I wish it was not in this manner that I made my first post on these forums, but I chose to commit a crime so here is my plea for restitution. IGN: Voxel_Box Reason For Ban: I was banned by Taylor for griefing items from the bases of other players. Reason for Offense: I believed these players had wronged me and in a fury of anger I griefed items from them that I did not deserve to have. Why I Believe I Should Be Unbanned: I realize now that griefing these players was wrong, immature and utterly stupid. Griefing a few simple items I could otherwise earn myself was not worth being banned from the server. I have indeed enjoyed this server greatly and want to continue playing in a more respectful manner. If voted to be unbanned I will keep my dirty box hands away from the items and belongings of other players. They have worked just as hard as I have and deserve to keep their items regardless of if they were rude or offensive to me. I will show that I am a mature adult and be the "bigger person" and walk away from a rude player or simply pretend that nothing happened. Again I do apologize for committing this crime that I did indeed do. Thank you for your time and consideration: ~Voxel_Box
I griefed several players that come to mind, I know I broke some obsidian unaware that it would not regenerate (I thought it was an obsidian generator) that belonged to JinaTheChild, and a piece of glass, and I also stole an anvil from a player who's name I cannot remember. I probably griefed a few other players but i cannot think of any names. I know several times I helped other players with harvesting their farms and replanted if that's was an issue. I have griefed though and taken blocks that weren't mine.
I have read the rules now and I understand exactly what my mistake was and exactly why I deserved to be banned. I will follow them to a tee and control myself and my emotions.
Oh my apologies, I didn't see there was a format, it was at the bottom of the sticky posts. I could redo the post If you would like.
Okay, since you have read the rules, you should of known that griefing would get you banned. Instead you asked me in chat, in-game. What did I grief? So you were kind of lying in the first place. Anyways, why should I accept your ban appeal?

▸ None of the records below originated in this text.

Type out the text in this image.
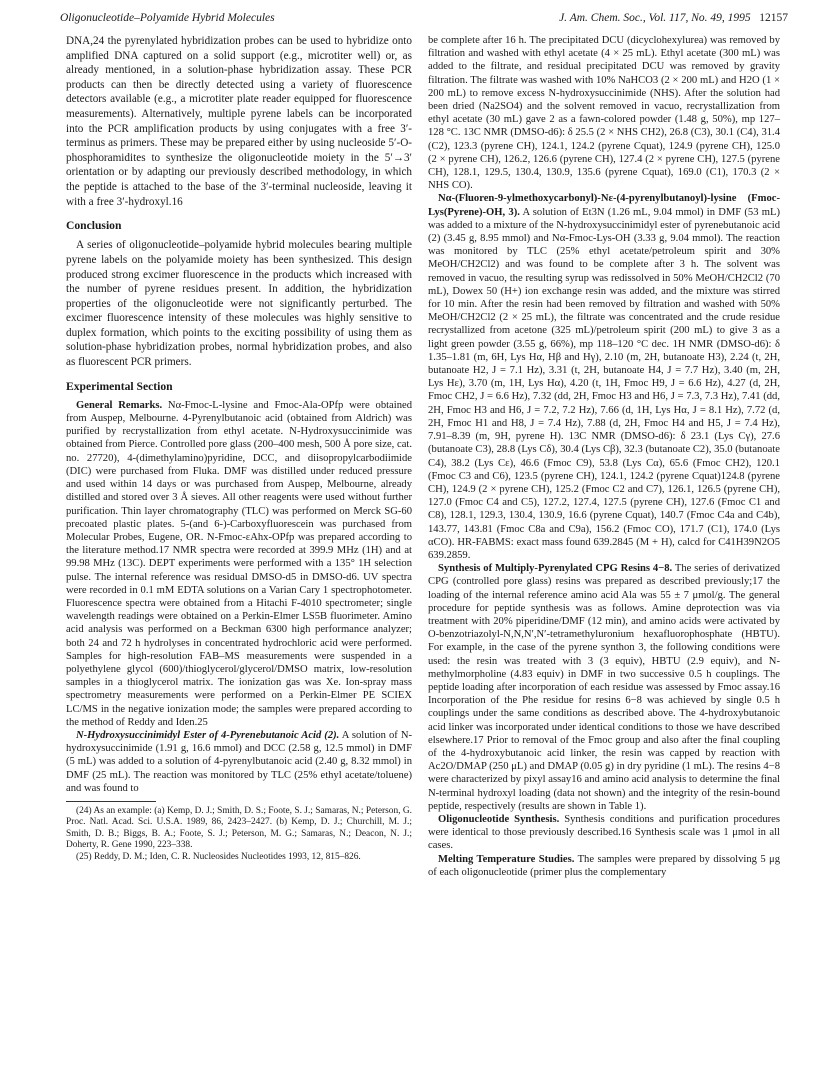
Oligonucleotide–Polyamide Hybrid Molecules	J. Am. Chem. Soc., Vol. 117, No. 49, 1995 12157

DNA,24 the pyrenylated hybridization probes can be used to hybridize onto amplified DNA captured on a solid support (e.g., microtiter well) or, as already mentioned, in a solution-phase hybridization assay. These PCR products can then be directly detected using a variety of fluorescence detectors available (e.g., a microtiter plate reader equipped for fluorescence measurements). Alternatively, multiple pyrene labels can be incorporated into the PCR amplification products by using conjugates with a free 3′-terminus as primers. These may be prepared either by using nucleoside 5′-O-phosphoramidites to synthesize the oligonucleotide moiety in the 5′→3′ orientation or by adapting our previously described methodology, in which the peptide is attached to the base of the 3′-terminal nucleoside, leaving it with a free 3′-hydroxyl.16

Conclusion

A series of oligonucleotide–polyamide hybrid molecules bearing multiple pyrene labels on the polyamide moiety has been synthesized. This design produced strong excimer fluorescence in the products which increased with the number of pyrene residues present. In addition, the hybridization properties of the oligonucleotide were not significantly perturbed. The excimer fluorescence intensity of these molecules was highly sensitive to duplex formation, which points to the exciting possibility of using them as solution-phase hybridization probes, normal hybridization probes, and also as fluorescent PCR primers.

Experimental Section

General Remarks. Nα-Fmoc-L-lysine and Fmoc-Ala-OPfp were obtained from Auspep, Melbourne. 4-Pyrenylbutanoic acid (obtained from Aldrich) was purified by recrystallization from ethyl acetate. N-Hydroxysuccinimide was obtained from Pierce. Controlled pore glass (200–400 mesh, 500 Å pore size, cat. no. 27720), 4-(dimethylamino)pyridine, DCC, and diisopropylcarbodiimide (DIC) were purchased from Fluka. DMF was distilled under reduced pressure and used within 14 days or was purchased from Auspep, Melbourne, already distilled and stored over 3 Å sieves. All other reagents were used without further purification. Thin layer chromatography (TLC) was performed on Merck SG-60 precoated plastic plates. 5-(and 6-)-Carboxyfluorescein was purchased from Molecular Probes, Eugene, OR. N-Fmoc-εAhx-OPfp was prepared according to the literature method.17 NMR spectra were recorded at 399.9 MHz (1H) and at 99.98 MHz (13C). DEPT experiments were performed with a 135° 1H selection pulse. The internal reference was residual DMSO-d5 in DMSO-d6. UV spectra were recorded in 0.1 mM EDTA solutions on a Varian Cary 1 spectrophotometer. Fluorescence spectra were obtained from a Hitachi F-4010 spectrometer; single wavelength readings were obtained on a Perkin-Elmer LS5B fluorimeter. Amino acid analysis was performed on a Beckman 6300 high performance analyzer; both 24 and 72 h hydrolyses in concentrated hydrochloric acid were performed. Samples for high-resolution FAB–MS measurements were suspended in a polyethylene glycol (600)/thioglycerol/glycerol/DMSO matrix, low-resolution samples in a thioglycerol matrix. The ionization gas was Xe. Ion-spray mass spectrometry measurements were performed on a Perkin-Elmer PE SCIEX LC/MS in the negative ionization mode; the samples were prepared according to the method of Reddy and Iden.25

N-Hydroxysuccinimidyl Ester of 4-Pyrenebutanoic Acid (2). A solution of N-hydroxysuccinimide (1.91 g, 16.6 mmol) and DCC (2.58 g, 12.5 mmol) in DMF (5 mL) was added to a solution of 4-pyrenylbutanoic acid (2.40 g, 8.32 mmol) in DMF (25 mL). The reaction was monitored by TLC (25% ethyl acetate/toluene) and was found to

(24) As an example: (a) Kemp, D. J.; Smith, D. S.; Foote, S. J.; Samaras, N.; Peterson, G. Proc. Natl. Acad. Sci. U.S.A. 1989, 86, 2423–2427. (b) Kemp, D. J.; Churchill, M. J.; Smith, D. B.; Biggs, B. A.; Foote, S. J.; Peterson, M. G.; Samaras, N.; Deacon, N. J.; Doherty, R. Gene 1990, 223–338.

(25) Reddy, D. M.; Iden, C. R. Nucleosides Nucleotides 1993, 12, 815–826.

be complete after 16 h. The precipitated DCU (dicyclohexylurea) was removed by filtration and washed with ethyl acetate (4 × 25 mL). Ethyl acetate (300 mL) was added to the filtrate, and residual precipitated DCU was removed by gravity filtration. The filtrate was washed with 10% NaHCO3 (2 × 200 mL) and H2O (1 × 200 mL) to remove excess N-hydroxysuccinimide (NHS). After the solution had been dried (Na2SO4) and the solvent removed in vacuo, recrystallization from ethyl acetate (30 mL) gave 2 as a fawn-colored powder (1.48 g, 50%), mp 127–128 °C. 13C NMR (DMSO-d6): δ 25.5 (2 × NHS CH2), 26.8 (C3), 30.1 (C4), 31.4 (C2), 123.3 (pyrene CH), 124.1, 124.2 (pyrene Cquat), 124.9 (pyrene CH), 125.0 (2 × pyrene CH), 126.2, 126.6 (pyrene CH), 127.4 (2 × pyrene CH), 127.5 (pyrene CH), 128.1, 129.5, 130.4, 130.9, 135.6 (pyrene Cquat), 169.0 (C1), 170.3 (2 × NHS CO).

Nα-(Fluoren-9-ylmethoxycarbonyl)-Nε-(4-pyrenylbutanoyl)-lysine (Fmoc-Lys(Pyrene)-OH, 3). A solution of Et3N (1.26 mL, 9.04 mmol) in DMF (53 mL) was added to a mixture of the N-hydroxysuccinimidyl ester of pyrenebutanoic acid (2) (3.45 g, 8.95 mmol) and Nα-Fmoc-Lys-OH (3.33 g, 9.04 mmol). The reaction was monitored by TLC (25% ethyl acetate/petroleum spirit and 30% MeOH/CH2Cl2) and was found to be complete after 3 h. The solvent was removed in vacuo, the resulting syrup was redissolved in 50% MeOH/CH2Cl2 (70 mL), Dowex 50 (H+) ion exchange resin was added, and the mixture was stirred for 10 min. After the resin had been removed by filtration and washed with 50% MeOH/CH2Cl2 (2 × 25 mL), the filtrate was concentrated and the crude residue recrystallized from acetone (325 mL)/petroleum spirit (200 mL) to give 3 as a light green powder (3.55 g, 66%), mp 118–120 °C dec. 1H NMR (DMSO-d6): δ 1.35–1.81 (m, 6H, Lys Hα, Hβ and Hγ), 2.10 (m, 2H, butanoate H3), 2.24 (t, 2H, butanoate H2, J = 7.1 Hz), 3.31 (t, 2H, butanoate H4, J = 7.7 Hz), 3.40 (m, 2H, Lys Hε), 3.70 (m, 1H, Lys Hα), 4.20 (t, 1H, Fmoc H9, J = 6.6 Hz), 4.27 (d, 2H, Fmoc CH2, J = 6.6 Hz), 7.32 (dd, 2H, Fmoc H3 and H6, J = 7.3, 7.3 Hz), 7.41 (dd, 2H, Fmoc H3 and H6, J = 7.2, 7.2 Hz), 7.66 (d, 1H, Lys Hα, J = 8.1 Hz), 7.72 (d, 2H, Fmoc H1 and H8, J = 7.4 Hz), 7.88 (d, 2H, Fmoc H4 and H5, J = 7.4 Hz), 7.91–8.39 (m, 9H, pyrene H). 13C NMR (DMSO-d6): δ 23.1 (Lys Cγ), 27.6 (butanoate C3), 28.8 (Lys Cδ), 30.4 (Lys Cβ), 32.3 (butanoate C2), 35.0 (butanoate C4), 38.2 (Lys Cε), 46.6 (Fmoc C9), 53.8 (Lys Cα), 65.6 (Fmoc CH2), 120.1 (Fmoc C3 and C6), 123.5 (pyrene CH), 124.1, 124.2 (pyrene Cquat)124.8 (pyrene CH), 124.9 (2 × pyrene CH), 125.2 (Fmoc C2 and C7), 126.1, 126.5 (pyrene CH), 127.0 (Fmoc C4 and C5), 127.2, 127.4, 127.5 (pyrene CH), 127.6 (Fmoc C1 and C8), 128.1, 129.3, 130.4, 130.9, 16.6 (pyrene Cquat), 140.7 (Fmoc C4a and C4b), 143.77, 143.81 (Fmoc C8a and C9a), 156.2 (Fmoc CO), 171.7 (C1), 174.0 (Lys αCO). HR-FABMS: exact mass found 639.2845 (M + H), calcd for C41H39N2O5 639.2859.

Synthesis of Multiply-Pyrenylated CPG Resins 4−8. The series of derivatized CPG (controlled pore glass) resins was prepared as described previously;17 the loading of the internal reference amino acid Ala was 55 ± 7 μmol/g. The general procedure for peptide synthesis was as follows. Amine deprotection was via treatment with 20% piperidine/DMF (12 min), and amino acids were activated by O-benzotriazolyl-N,N,N′,N′-tetramethyluronium hexafluorophosphate (HBTU). For example, in the case of the pyrene synthon 3, the following conditions were used: the resin was treated with 3 (3 equiv), HBTU (2.9 equiv), and N-methylmorpholine (4.83 equiv) in DMF in two successive 0.5 h couplings. The peptide loading after incorporation of each residue was assessed by Fmoc assay.16 Incorporation of the Phe residue for resins 6−8 was achieved by single 0.5 h couplings under the same conditions as described above. The 4-hydroxybutanoic acid linker was incorporated under identical conditions to those we have described elsewhere.17 Prior to removal of the Fmoc group and also after the final coupling of the 4-hydroxybutanoic acid linker, the resin was capped by reaction with Ac2O/DMAP (250 μL) and DMAP (0.05 g) in dry pyridine (1 mL). The resins 4−8 were characterized by pixyl assay16 and amino acid analysis to determine the final N-terminal hydroxyl loading (data not shown) and the integrity of the resin-bound peptide, respectively (results are shown in Table 1).

Oligonucleotide Synthesis. Synthesis conditions and purification procedures were identical to those previously described.16 Synthesis scale was 1 μmol in all cases.

Melting Temperature Studies. The samples were prepared by dissolving 5 μg of each oligonucleotide (primer plus the complementary
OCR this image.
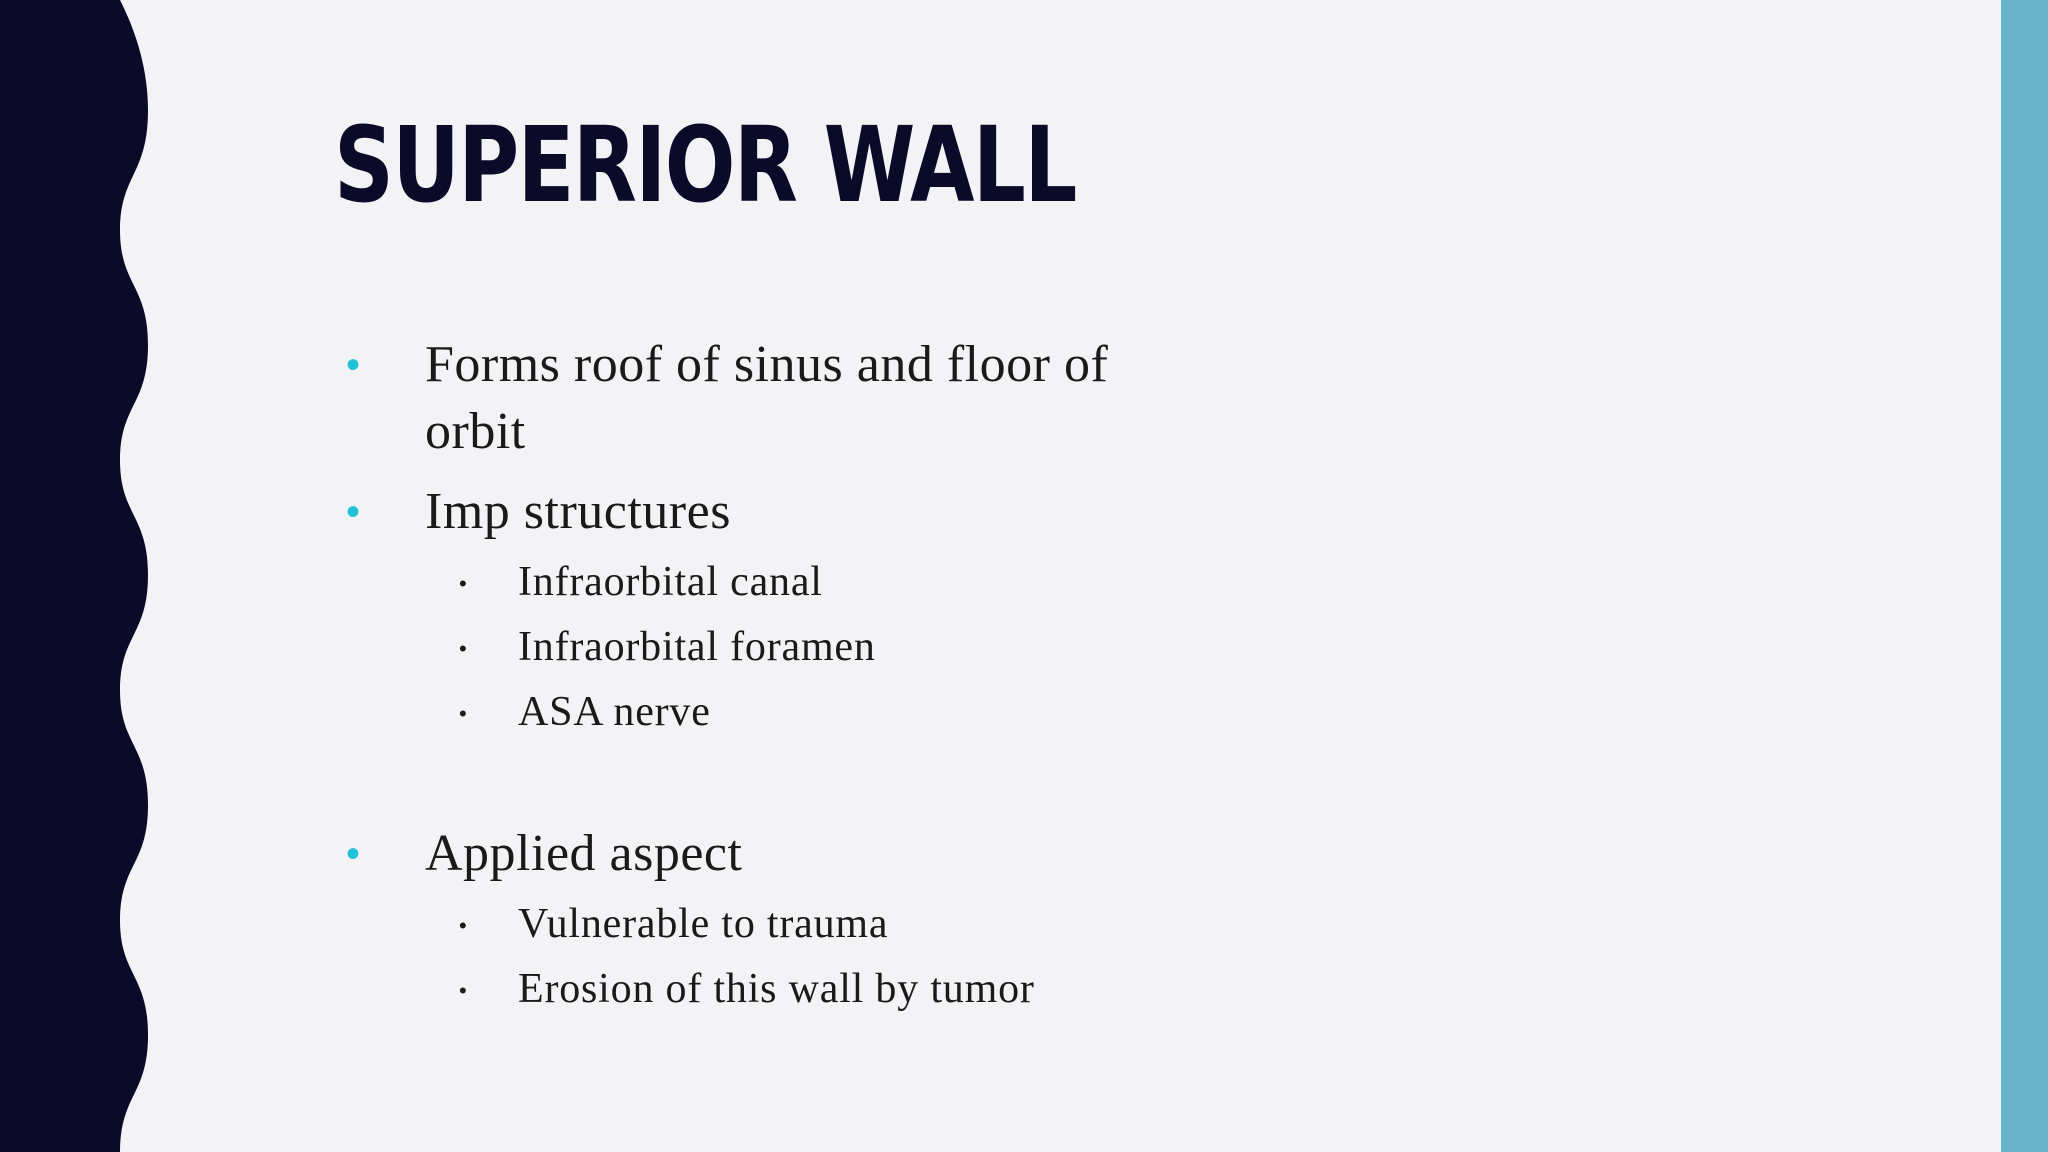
SUPERIOR WALL
• Forms roof of sinus and floor of
orbit
• Imp structures
• Infraorbital canal
• Infraorbital foramen
• ASA nerve
• Applied aspect
• Vulnerable to trauma
• Erosion of this wall by tumor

Because I understand my wrongdoings, and I know that I can control my anger realizing that the consequences are far more overpowering than the brief moment of anger filled griefing. I know I will no longer grief players, and I will be content with earning my own items and enjoying the honest atmosphere.
Alright, please do not let me see you in this section again. I will unban you tomorrow, and also please look over the rules. Archiving.